Getting the facts right on departmental tenure

Oct 1, 2023
The green grassy slope next to the Australian Parliament House in Canberra.

Commentary on the tenure of Secretaries of Commonwealth Government departments is becoming perilous territory as those wading into it continue to make basic errors of fact.

Geoffrey Hawker is the latest to do so (“Tenure and its Troubles”, Pearls and Irritations, 17 September 2023).

Let’s take four of Hawker’s statements.

  1. “The trajectory from Whitlam through Fraser to Hawke brought changes to tenure…”.

That is partially true although a misrepresentation. There were no changes under Whitlam who continued longstanding practice of maintaining the right of governments to move Secretaries from particular positions but then finding them other ones. No Secretaries were sacked by Whitlam and the relevant laws were not changed.

Fraser introduced a system such that if the Government appointed a person not nominated by the Chairman of the Public Service Board or a committee headed by the Chairman, that appointment was to be for a period of not more than five years and, in the event of a change of government, such an appointee could be sacked. No such appointments were made.

The Hawke government abandoned the Fraser procedures and essentially re-introduced the pre-existing laws and administrative arrangements and strengthened them.

  1. “The changes to tenure that came with Hawke in 1983 were justified by reference to the Coombs (Royal Commission on Australian Government Administration) Report, though it had not contained such a specific proposal.”

While it doesn’t matter much that the Hawke government changes were introduced in 1984, its decision to adopt a more active policy of rotation of Secretaries exactly reflected a precise recommendation of the Coombs report which said that “…we are firmly of the view that it should be the practice for departmental heads to be moved and that, unless there are special reasons, they should not remain in one department for more than seven years.” The Hawke government decided that this policy should be administered flexibly and that any Secretaries moved from one position should be found other ones. That is to say, the Hawke government abolished fixed period contracts and gave stronger guarantees of tenure.

  1. “…commentators were able to argue that contracts were consistent with Coombs” and that “the Labour changes of 1983 were consistent with such an approach.”

It’s as well that Hawker doesn’t identify any of the “commentators” to whom he refers as that would be embarrassing for them as the Coombs report argued strongly against fixed period contracts.

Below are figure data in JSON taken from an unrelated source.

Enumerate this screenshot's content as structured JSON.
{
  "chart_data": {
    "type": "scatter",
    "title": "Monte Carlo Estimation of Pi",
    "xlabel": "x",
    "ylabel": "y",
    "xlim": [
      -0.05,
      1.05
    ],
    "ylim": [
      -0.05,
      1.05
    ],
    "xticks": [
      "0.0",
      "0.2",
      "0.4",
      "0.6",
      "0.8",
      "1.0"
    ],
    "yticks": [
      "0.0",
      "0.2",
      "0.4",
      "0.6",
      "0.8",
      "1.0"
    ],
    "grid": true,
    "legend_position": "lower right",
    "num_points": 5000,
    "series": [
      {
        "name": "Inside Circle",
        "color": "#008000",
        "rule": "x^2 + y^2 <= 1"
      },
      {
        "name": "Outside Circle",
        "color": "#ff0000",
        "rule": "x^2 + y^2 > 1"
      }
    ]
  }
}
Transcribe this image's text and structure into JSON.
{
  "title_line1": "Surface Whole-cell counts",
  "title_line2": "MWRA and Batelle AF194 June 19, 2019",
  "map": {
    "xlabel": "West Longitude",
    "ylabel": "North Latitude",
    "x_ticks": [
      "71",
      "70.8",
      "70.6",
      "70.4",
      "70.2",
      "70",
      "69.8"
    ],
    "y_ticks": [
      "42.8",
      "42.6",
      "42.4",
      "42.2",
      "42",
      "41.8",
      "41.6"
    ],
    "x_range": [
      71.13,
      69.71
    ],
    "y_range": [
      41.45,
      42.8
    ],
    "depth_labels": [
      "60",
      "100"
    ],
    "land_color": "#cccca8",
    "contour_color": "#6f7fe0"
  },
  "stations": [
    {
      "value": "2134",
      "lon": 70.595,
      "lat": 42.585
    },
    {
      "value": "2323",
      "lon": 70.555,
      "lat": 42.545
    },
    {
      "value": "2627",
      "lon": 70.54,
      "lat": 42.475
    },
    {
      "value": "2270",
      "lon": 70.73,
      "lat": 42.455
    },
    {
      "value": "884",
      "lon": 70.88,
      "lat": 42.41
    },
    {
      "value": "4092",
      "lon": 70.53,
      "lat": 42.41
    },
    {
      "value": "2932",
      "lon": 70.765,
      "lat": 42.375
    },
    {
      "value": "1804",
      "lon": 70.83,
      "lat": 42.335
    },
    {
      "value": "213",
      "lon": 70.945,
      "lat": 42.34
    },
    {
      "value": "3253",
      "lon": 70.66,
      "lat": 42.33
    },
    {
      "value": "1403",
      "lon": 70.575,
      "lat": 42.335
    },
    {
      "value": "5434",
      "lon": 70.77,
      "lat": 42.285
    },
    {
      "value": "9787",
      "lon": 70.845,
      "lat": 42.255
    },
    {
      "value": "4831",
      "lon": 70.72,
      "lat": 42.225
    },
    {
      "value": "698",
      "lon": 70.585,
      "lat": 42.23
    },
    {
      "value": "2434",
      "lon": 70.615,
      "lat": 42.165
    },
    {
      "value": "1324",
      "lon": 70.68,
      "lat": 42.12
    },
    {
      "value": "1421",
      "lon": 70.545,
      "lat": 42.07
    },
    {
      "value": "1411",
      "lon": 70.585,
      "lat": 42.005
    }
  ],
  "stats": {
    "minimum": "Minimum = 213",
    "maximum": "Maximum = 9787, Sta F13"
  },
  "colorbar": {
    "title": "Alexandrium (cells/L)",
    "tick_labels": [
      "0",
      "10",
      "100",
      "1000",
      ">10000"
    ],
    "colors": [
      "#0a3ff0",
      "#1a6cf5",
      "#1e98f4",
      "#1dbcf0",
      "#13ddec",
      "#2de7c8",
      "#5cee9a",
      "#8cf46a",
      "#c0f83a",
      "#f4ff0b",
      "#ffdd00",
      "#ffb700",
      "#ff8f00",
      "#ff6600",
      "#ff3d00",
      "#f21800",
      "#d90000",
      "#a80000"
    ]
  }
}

It said, for example, that “We have come to the conclusion that any advantages accruing from a system of fixed period appointments are outweighed by the disadvantages” and that “A universal and mandatory system of fixed period appointments would introduce a degree of rigidity into the staffing of senior positions in departments which governments could find highly inconvenient and an impediment to the execution of their policies”. The Labor changes in 1984 were consistent with that view and, as indicated, they didn’t introduce or further fixed period appointments, they abolished them.

  1. By the time of the Block Scrutiny Unit in 1986 “..the contract regime was by then well in place…”.

In truth, in 1986 there was no contract appointment system for departmental Secretaries. That was not introduced until 1994 as a justification for a pay increase.

All of this, of course, is ancient history but it doesn’t deserve to be distractingly misrepresented.